Why not run rootless Docker? Although this has the benefit of superficially limiting access to the root user so everything looks safer in “top”, it allows unprivileged users to gain CAP_SYS_ADMIN in their own user namespace and access kernel APIs which are not expecting to be used by unprivileged users, resulting in vulnerabilities.
To provide the benefits of feature parity and enhanced security, with minimal impact on performance
As such, we have adjusted the default memory available to the VM in DD4L. You can tweak this setting to your specific needs by using the Memory slider within the Settings > Resources tab of Docker Desktop.
File sharing
Docker Desktop for Linux uses virtiofs as the default (and currently only) mechanism to enable file sharing between the host and Docker Desktop VM. In order not to require elevated privileges, without unnecessarily restricting operations on the shared files, Docker Desktop runs the file sharing service ( virtiofsd ) inside a user namespace (see user_namespaces(7) ) with UID and GID mapping configured. As a result Docker Desktop relies on the host being configured to enable the current user to use subordinate ID delegation. For this to be true /etc/subuid (see subuid(5) ) and /etc/subgid (see subgid(5) ) must be present. Docker Desktop only supports subordinate ID delegation configured via files. Docker Desktop maps the current user ID and GID to 0 in the containers. It uses the first entry corresponding to the current user in /etc/subuid and /etc/subgid to set up mappings for IDs above 0 in the containers.

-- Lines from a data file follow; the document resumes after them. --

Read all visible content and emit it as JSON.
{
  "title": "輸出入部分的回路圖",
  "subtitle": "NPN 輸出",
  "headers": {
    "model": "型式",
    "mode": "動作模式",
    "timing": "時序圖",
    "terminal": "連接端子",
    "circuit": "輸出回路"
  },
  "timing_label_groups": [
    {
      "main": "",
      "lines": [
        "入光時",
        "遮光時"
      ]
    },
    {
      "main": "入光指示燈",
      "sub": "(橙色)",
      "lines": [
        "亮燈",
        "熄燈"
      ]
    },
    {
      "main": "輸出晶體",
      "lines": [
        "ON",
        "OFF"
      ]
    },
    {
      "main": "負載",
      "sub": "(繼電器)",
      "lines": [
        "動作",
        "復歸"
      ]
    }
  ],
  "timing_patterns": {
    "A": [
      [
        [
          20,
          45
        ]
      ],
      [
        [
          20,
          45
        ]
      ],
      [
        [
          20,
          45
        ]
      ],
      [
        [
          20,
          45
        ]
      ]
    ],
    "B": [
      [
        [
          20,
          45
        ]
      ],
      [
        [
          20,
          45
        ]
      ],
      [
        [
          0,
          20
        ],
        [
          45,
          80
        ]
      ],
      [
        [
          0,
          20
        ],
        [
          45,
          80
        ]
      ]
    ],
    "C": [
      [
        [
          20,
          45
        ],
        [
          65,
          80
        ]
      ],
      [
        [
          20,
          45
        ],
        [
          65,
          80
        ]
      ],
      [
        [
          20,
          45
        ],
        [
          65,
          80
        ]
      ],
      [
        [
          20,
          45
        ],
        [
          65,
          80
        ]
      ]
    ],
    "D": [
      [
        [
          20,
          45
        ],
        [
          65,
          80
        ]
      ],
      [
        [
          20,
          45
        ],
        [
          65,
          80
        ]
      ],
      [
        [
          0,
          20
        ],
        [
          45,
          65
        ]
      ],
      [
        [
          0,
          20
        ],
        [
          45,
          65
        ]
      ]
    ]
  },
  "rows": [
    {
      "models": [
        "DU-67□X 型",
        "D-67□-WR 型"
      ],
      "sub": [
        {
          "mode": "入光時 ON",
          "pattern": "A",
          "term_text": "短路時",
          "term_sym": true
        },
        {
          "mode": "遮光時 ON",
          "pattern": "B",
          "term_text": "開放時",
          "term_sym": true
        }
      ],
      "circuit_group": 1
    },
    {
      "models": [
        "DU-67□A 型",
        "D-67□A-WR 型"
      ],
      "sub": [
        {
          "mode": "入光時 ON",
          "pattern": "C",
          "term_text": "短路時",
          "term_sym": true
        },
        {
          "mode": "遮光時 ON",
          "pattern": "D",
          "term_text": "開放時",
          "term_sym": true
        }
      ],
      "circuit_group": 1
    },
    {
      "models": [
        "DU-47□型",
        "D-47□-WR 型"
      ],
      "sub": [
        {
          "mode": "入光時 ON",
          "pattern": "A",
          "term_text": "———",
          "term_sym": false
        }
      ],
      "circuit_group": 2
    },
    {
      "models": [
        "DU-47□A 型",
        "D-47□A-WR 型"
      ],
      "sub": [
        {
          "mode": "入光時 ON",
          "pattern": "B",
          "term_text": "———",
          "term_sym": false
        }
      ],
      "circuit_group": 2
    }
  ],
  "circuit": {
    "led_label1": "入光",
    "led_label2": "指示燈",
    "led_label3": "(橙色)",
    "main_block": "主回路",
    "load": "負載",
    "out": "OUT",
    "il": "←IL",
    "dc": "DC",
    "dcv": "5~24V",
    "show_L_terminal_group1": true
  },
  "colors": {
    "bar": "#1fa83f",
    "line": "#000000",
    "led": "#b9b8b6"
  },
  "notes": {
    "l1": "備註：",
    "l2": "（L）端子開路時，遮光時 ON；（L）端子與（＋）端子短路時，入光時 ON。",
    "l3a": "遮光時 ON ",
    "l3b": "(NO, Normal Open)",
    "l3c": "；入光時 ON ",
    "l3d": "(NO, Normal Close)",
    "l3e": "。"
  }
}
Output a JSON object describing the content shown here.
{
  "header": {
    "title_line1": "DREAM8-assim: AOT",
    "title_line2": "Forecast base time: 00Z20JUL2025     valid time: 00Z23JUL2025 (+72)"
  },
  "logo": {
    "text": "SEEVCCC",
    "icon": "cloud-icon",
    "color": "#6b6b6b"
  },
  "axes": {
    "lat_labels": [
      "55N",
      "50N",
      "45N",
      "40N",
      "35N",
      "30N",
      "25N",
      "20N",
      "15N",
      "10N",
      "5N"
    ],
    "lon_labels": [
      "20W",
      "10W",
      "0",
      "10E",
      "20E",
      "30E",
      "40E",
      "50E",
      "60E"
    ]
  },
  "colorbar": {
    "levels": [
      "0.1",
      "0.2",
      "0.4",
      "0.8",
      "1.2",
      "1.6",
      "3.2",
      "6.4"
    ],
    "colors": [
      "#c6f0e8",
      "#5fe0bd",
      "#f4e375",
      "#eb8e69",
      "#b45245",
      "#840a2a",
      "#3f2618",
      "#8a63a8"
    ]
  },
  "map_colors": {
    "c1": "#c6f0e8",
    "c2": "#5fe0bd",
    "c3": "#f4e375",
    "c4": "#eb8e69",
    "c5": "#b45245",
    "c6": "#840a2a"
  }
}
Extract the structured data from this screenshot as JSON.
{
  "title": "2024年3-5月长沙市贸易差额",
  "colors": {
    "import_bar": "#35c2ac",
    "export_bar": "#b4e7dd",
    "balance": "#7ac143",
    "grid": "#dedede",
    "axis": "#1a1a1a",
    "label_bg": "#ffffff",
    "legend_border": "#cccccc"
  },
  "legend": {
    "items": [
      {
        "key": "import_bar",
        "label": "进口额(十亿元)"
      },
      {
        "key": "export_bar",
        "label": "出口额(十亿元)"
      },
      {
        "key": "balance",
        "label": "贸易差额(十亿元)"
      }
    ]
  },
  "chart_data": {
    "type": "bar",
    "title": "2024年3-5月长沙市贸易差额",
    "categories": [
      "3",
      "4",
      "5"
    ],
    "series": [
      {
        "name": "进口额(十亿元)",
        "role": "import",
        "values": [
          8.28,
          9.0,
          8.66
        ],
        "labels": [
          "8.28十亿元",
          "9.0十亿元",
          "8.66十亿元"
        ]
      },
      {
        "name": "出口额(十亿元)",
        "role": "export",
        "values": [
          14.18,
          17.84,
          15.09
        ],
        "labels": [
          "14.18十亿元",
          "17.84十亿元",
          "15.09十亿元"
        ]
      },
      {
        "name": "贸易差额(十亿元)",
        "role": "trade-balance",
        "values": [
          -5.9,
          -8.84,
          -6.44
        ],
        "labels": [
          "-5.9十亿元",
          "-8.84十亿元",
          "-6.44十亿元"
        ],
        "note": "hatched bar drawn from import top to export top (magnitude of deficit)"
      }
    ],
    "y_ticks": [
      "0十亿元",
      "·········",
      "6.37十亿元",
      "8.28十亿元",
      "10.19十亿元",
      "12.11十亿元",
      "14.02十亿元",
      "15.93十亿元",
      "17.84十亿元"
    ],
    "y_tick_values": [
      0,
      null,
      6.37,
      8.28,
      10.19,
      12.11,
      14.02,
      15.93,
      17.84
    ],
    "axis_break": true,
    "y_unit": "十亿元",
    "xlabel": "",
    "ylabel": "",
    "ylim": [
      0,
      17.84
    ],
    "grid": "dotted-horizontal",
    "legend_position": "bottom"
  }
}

| ID in container | ID on host |
|---|---|
| 0 (root) | ID of the user running DD (e.g. 1000) |
| 1 | 0 + beginning of ID range specified in /etc/subuid / /etc/subgid (e.g. 100000) |
| 2 | 1 + beginning of ID range specified in /etc/subuid / /etc/subgid (e.g. 100001) |
| 3 | 2 + beginning of ID range specified in /etc/subuid / /etc/subgid (e.g. 100002) |
| . | . |
To verify the configs have been created correctly, inspect their contents:
In this scenario if a shared file is chown ed inside a Docker Desktop container owned by a user with a UID of 1000, it shows up on the host as owned by a user with a UID of 100999. This has the unfortunate side effect of preventing easy access to such a file on the host. The problem is resolved by creating a group with the new GID and adding our user to it, or by setting a recursive ACL (see setfacl(1) ) for folders shared with the Docker Desktop VM.